Prosecutors contended that Asbell, of Merion, and Karetny, of Cherry Hill, were warned repeatedly about the pier's dire condition but did not spend the money needed for major repairs.

A key prosecution witness who examined the pier testified that he had warned both men earlier on the day of the tragedy that the pier was in imminent danger of collapse.

The defense, however, disputed that testimony, and contended the defendants got no such warning.
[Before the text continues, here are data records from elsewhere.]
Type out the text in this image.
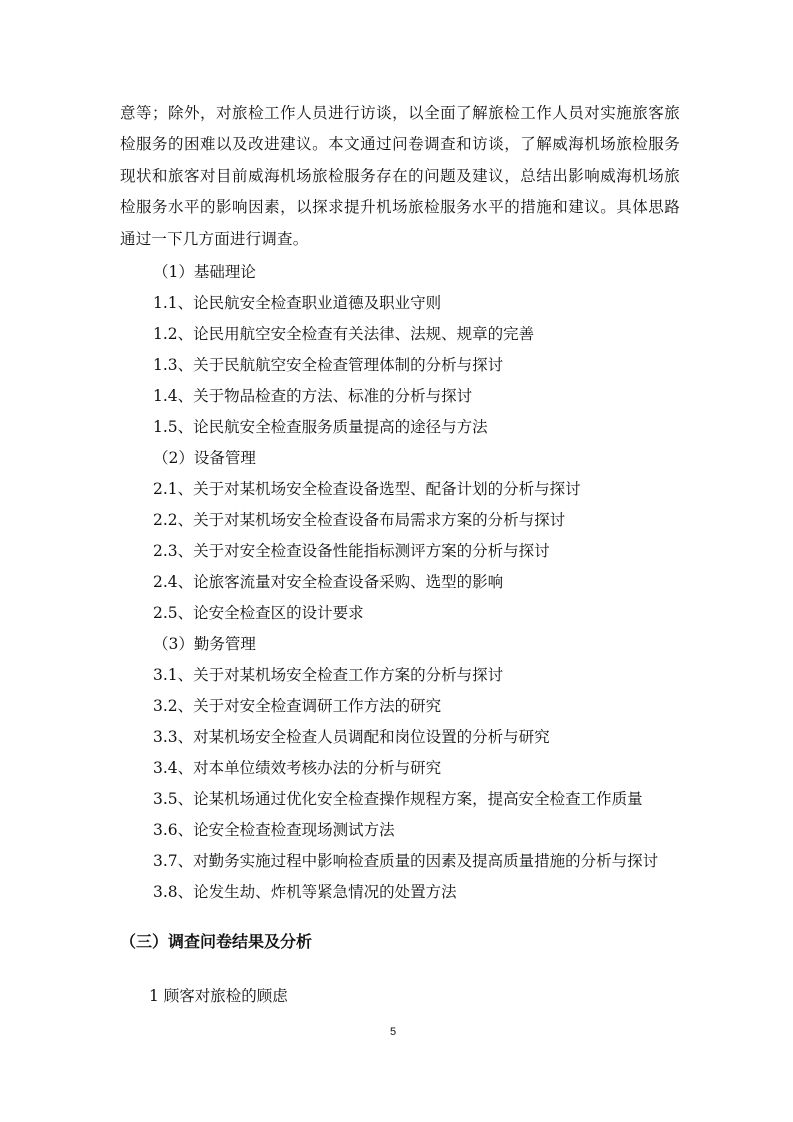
意等；除外，对旅检工作人员进行访谈，以全面了解旅检工作人员对实施旅客旅检服务的困难以及改进建议。本文通过问卷调查和访谈，了解威海机场旅检服务现状和旅客对目前威海机场旅检服务存在的问题及建议，总结出影响威海机场旅检服务水平的影响因素，以探求提升机场旅检服务水平的措施和建议。具体思路通过一下几方面进行调查。
（1）基础理论
1.1、论民航安全检查职业道德及职业守则
1.2、论民用航空安全检查有关法律、法规、规章的完善
1.3、关于民航航空安全检查管理体制的分析与探讨
1.4、关于物品检查的方法、标准的分析与探讨
1.5、论民航安全检查服务质量提高的途径与方法
（2）设备管理
2.1、关于对某机场安全检查设备选型、配备计划的分析与探讨
2.2、关于对某机场安全检查设备布局需求方案的分析与探讨
2.3、关于对安全检查设备性能指标测评方案的分析与探讨
2.4、论旅客流量对安全检查设备采购、选型的影响
2.5、论安全检查区的设计要求
（3）勤务管理
3.1、关于对某机场安全检查工作方案的分析与探讨
3.2、关于对安全检查调研工作方法的研究
3.3、对某机场安全检查人员调配和岗位设置的分析与研究
3.4、对本单位绩效考核办法的分析与研究
3.5、论某机场通过优化安全检查操作规程方案，提高安全检查工作质量
3.6、论安全检查检查现场测试方法
3.7、对勤务实施过程中影响检查质量的因素及提高质量措施的分析与探讨
3.8、论发生劫、炸机等紧急情况的处置方法
（三）调查问卷结果及分析
1 顾客对旅检的顾虑
5
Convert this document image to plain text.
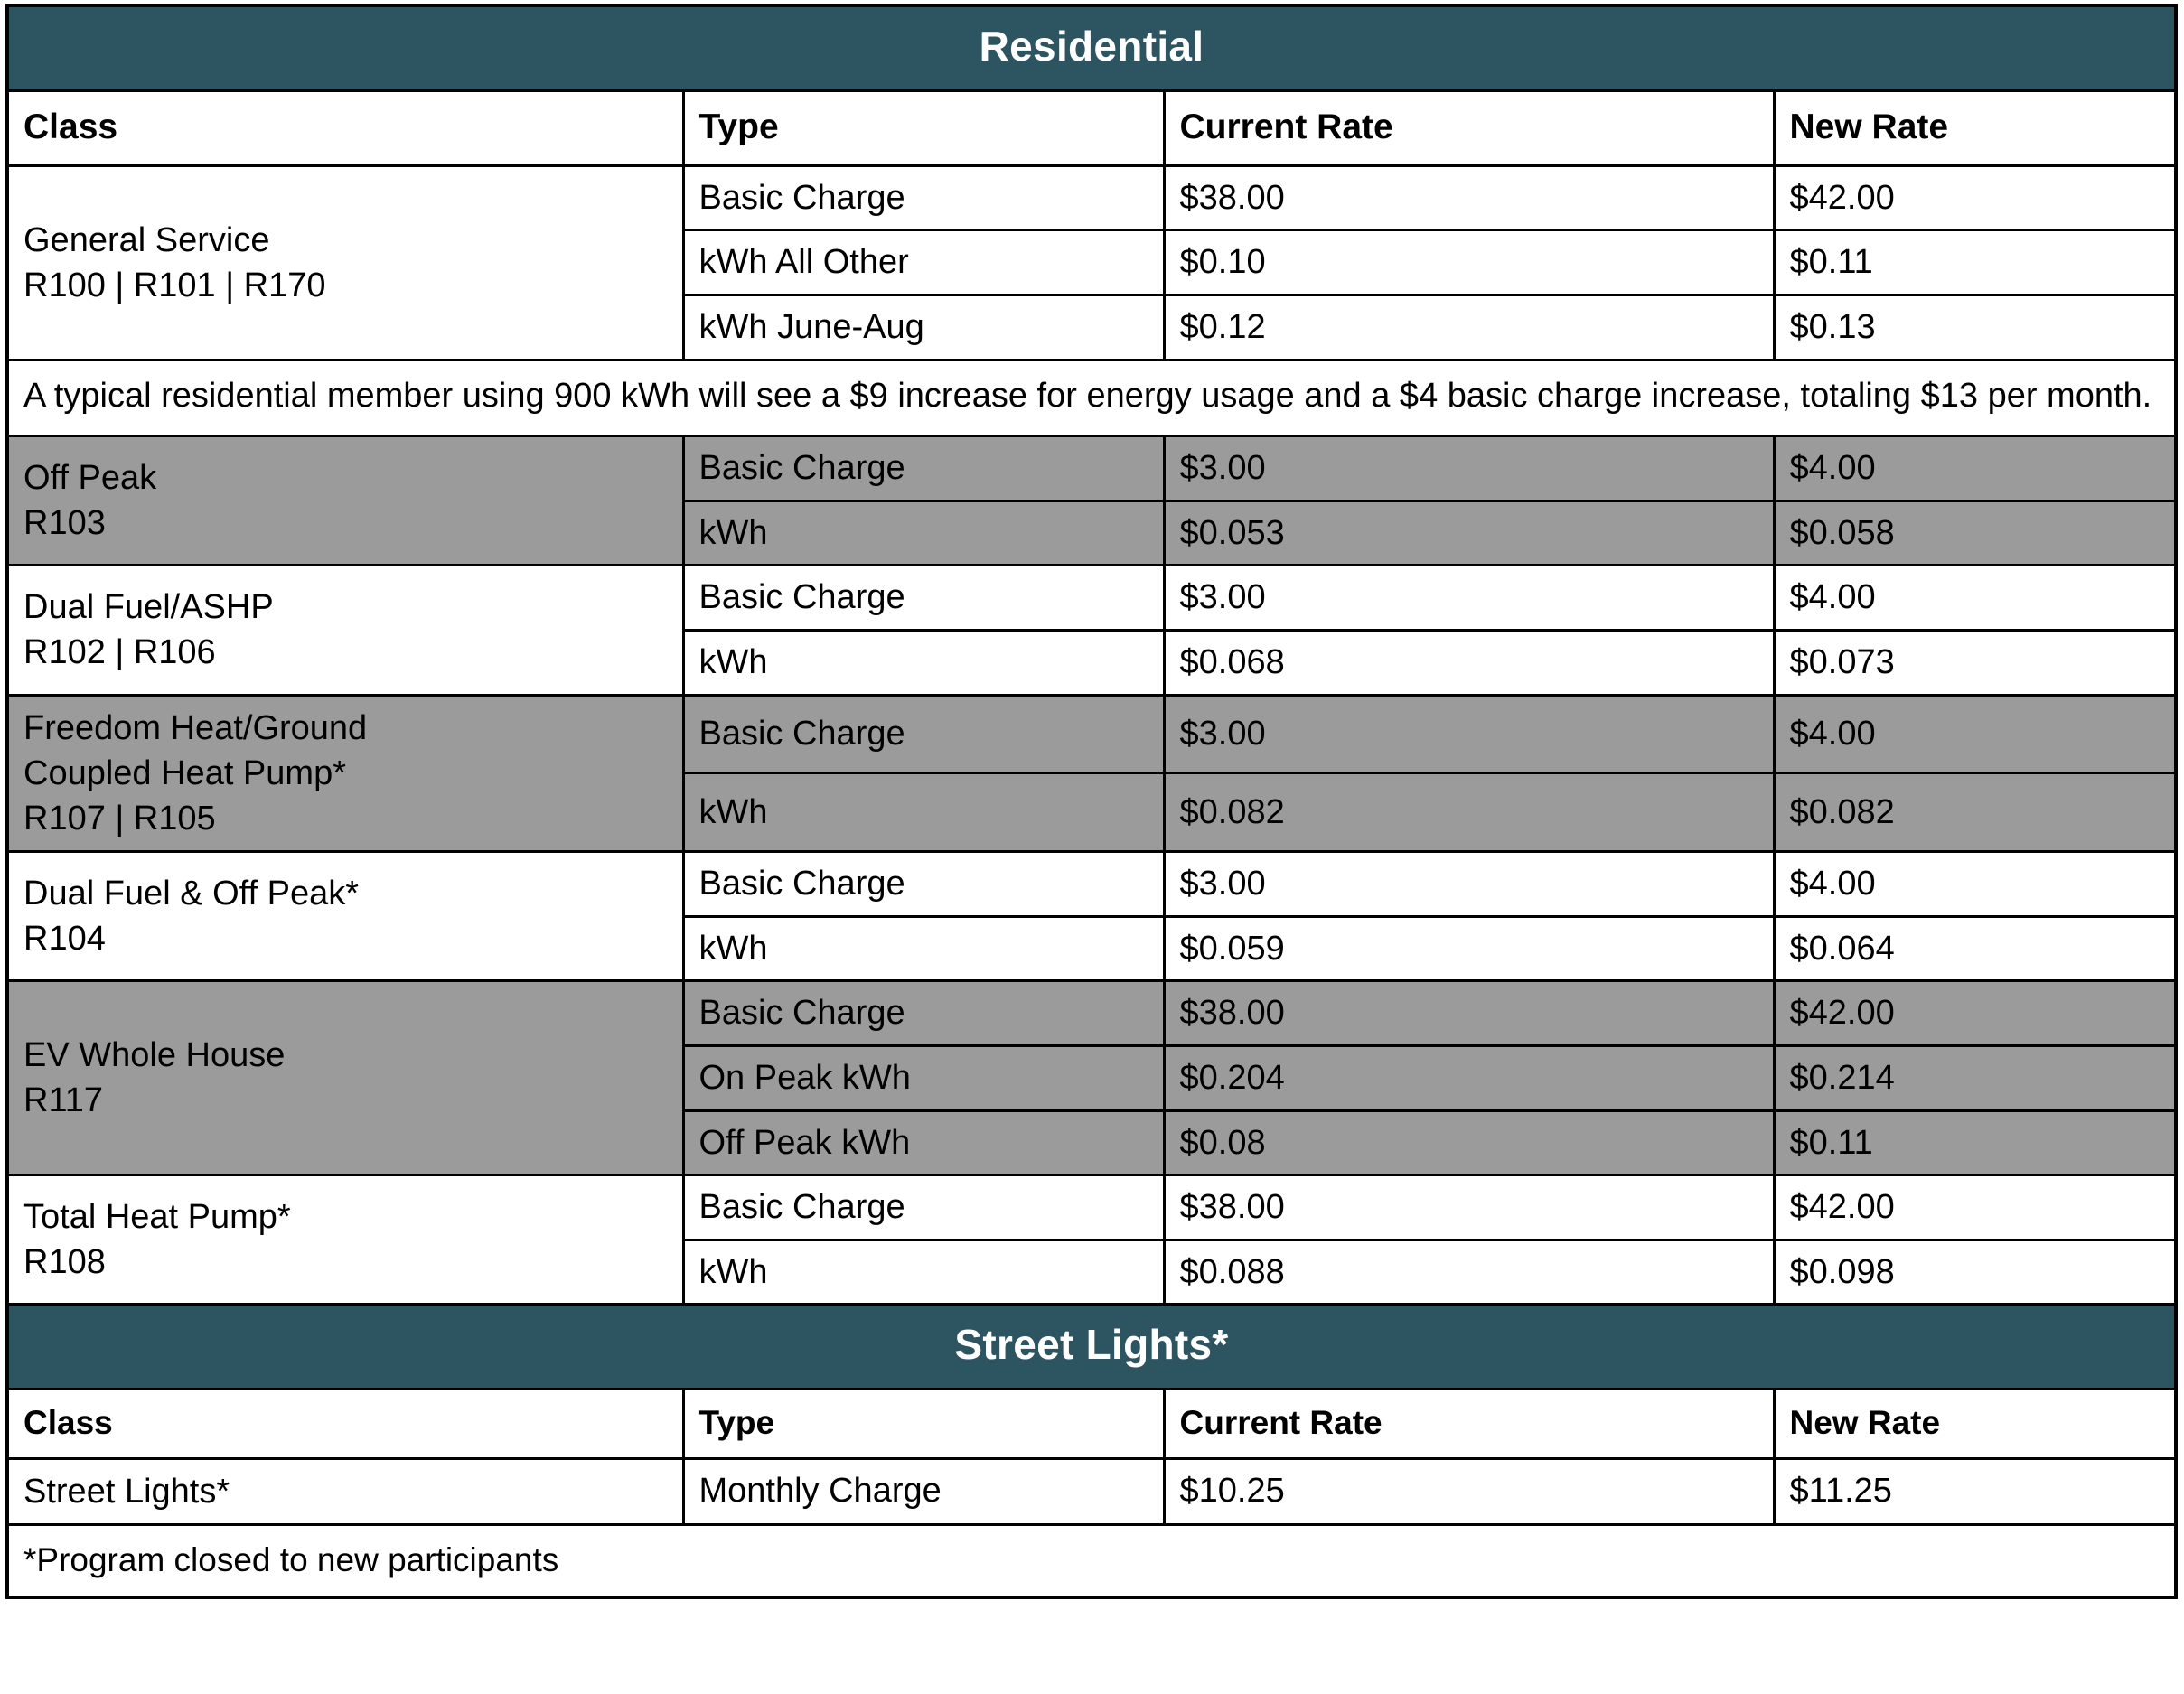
Residential			
Class	Type	Current Rate	New Rate

General Service
R100 | R101 | R170	Basic Charge	$38.00	$42.00
	kWh All Other	$0.10	$0.11
	kWh June-Aug	$0.12	$0.13
A typical residential member using 900 kWh will see a $9 increase for energy usage and a $4 basic charge increase, totaling $13 per month.			

Off Peak
R103	Basic Charge	$3.00	$4.00
	kWh	$0.053	$0.058

Dual Fuel/ASHP
R102 | R106	Basic Charge	$3.00	$4.00
	kWh	$0.068	$0.073

Freedom Heat/Ground
Coupled Heat Pump*
R107 | R105	Basic Charge	$3.00	$4.00
	kWh	$0.082	$0.082

Dual Fuel & Off Peak*
R104	Basic Charge	$3.00	$4.00
	kWh	$0.059	$0.064

EV Whole House
R117	Basic Charge	$38.00	$42.00
	On Peak kWh	$0.204	$0.214
	Off Peak kWh	$0.08	$0.11

Total Heat Pump*
R108	Basic Charge	$38.00	$42.00
	kWh	$0.088	$0.098
Street Lights*			
Class	Type	Current Rate	New Rate
Street Lights*	Monthly Charge	$10.25	$11.25
*Program closed to new participants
The defense lawyers blamed the men who inspected and repaired the pier for shoddy work - and said that's what caused the collapse.

Assistant District Attorney Jude Conroy said relatives of the victims viewed the pleas as a moral victory of sorts.

"There was no visible elation, but I think they took some solace that these guys admitted responsibility," said Conroy, who met with the families after the court proceeding.

Conroy said he intended to seek prison time for both men.

But how much time - and even whether incarceration is appropriate - is likely to be hotly debated at sentencing.

Defense lawyer Frank DeSimone, who represents Karetny, said he intended to present a "very persuasive case for nonconfinement."

DeSimone pointed out that the two charges to which Karetny pleaded guilty were misdemeanors, while the charges dropped were more serious felony charges.

A retrial would have been "life-threatening" for his client, who suffers from diabetes and heart problems, DeSimone said.

"We had to get this behind us," he said.

Thomas A. Bergstrom, who represents Asbell, said he also intended to argue against prison time. He called the disaster an "unintentional crime" and said, "It's not as though anyone set out to harm anyone."

He said his client's no-contest plea was an "honest plea" consistent with his testimony that he was never warned the pier could collapse.

Both defendants are well-known local businessmen with good reputations, he said, and that will come through at sentencing.

Bergstrom said the pleas were an effort to resolve the charges without another go-round in the courtroom.

"It's time, I think, to move on for everybody," Bergstrom said.